Featuring an exclusive menu of handcrafted items including macarons, chocolate bon-bons, eclairs and petits gâteaux, the menu has been devised and baked in-house by Resorts World’s pastry team, headed up by Darryl and Sous Chef Bharat.
The pastry team also run the pastry section in Waters Restaurant, alongside renowned Birmingham Head Chef, Andy Waters, and provide desserts and sweet treats for Resorts World’s private dining and event venues.
Bharat first started UCB at just 16 – where his love affair with pastry and sweet things began. After graduating, he was offered a pastry position at the prestigious Royal Automobile Club in London. He then left the big city and worked around the country in high end hotels and restaurants to pursue his dream career in pastry.

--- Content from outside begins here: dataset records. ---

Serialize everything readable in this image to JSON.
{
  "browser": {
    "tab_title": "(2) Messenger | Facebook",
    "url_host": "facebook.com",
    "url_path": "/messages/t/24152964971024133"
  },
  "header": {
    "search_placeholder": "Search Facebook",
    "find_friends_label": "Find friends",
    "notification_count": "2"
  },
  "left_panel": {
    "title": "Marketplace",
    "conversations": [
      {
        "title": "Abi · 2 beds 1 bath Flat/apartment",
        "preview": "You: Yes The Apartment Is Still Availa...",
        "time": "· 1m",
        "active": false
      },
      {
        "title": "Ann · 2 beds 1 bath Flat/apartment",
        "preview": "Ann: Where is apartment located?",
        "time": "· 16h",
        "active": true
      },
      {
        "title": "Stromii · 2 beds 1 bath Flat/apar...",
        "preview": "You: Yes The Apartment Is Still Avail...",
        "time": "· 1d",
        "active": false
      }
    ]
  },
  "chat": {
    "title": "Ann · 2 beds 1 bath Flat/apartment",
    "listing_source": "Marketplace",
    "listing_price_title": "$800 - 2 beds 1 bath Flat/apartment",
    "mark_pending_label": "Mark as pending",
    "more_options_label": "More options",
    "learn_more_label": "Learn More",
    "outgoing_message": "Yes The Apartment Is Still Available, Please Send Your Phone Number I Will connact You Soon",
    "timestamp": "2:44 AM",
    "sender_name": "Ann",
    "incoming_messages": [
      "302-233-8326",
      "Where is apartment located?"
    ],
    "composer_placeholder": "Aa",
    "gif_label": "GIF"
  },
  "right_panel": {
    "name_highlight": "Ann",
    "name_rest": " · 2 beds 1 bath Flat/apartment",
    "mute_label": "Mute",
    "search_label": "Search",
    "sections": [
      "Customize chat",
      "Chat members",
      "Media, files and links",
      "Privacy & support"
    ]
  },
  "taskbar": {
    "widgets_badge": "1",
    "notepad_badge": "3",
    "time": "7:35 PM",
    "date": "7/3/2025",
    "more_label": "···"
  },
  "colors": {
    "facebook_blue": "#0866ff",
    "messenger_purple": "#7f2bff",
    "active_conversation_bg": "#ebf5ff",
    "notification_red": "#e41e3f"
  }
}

The pair have recently become familiar faces following a successful run on Channel 4’s Bake Off: The Professionals. Head Pastry Chef, Darryl, has been delighted with his and Bharat’s performance on the show:
“It’s definitely been tough. This is the first competition we’ve embarked on as Team Resorts World so we’re delighted with our achievement. Having not only worked alongside but also fought off competition from top hotels and restaurants, particularly in London, all the way to the final, is a real thrill. Receiving feedback and recognition from the expert judges Cherish Finden and Benoit Blin has also been really pleasing.”
Ian Bennett, Operations Director at Resorts World, added:
“We’re so proud of our pastry chefs’ success in the spotlight on Channel 4 and have rejoiced in their determination and hard work to reach the final of the show. To be up against a lot of London-centric talent on a primetime show is a great thing for the Midlands, and for the culinary industry in the region.”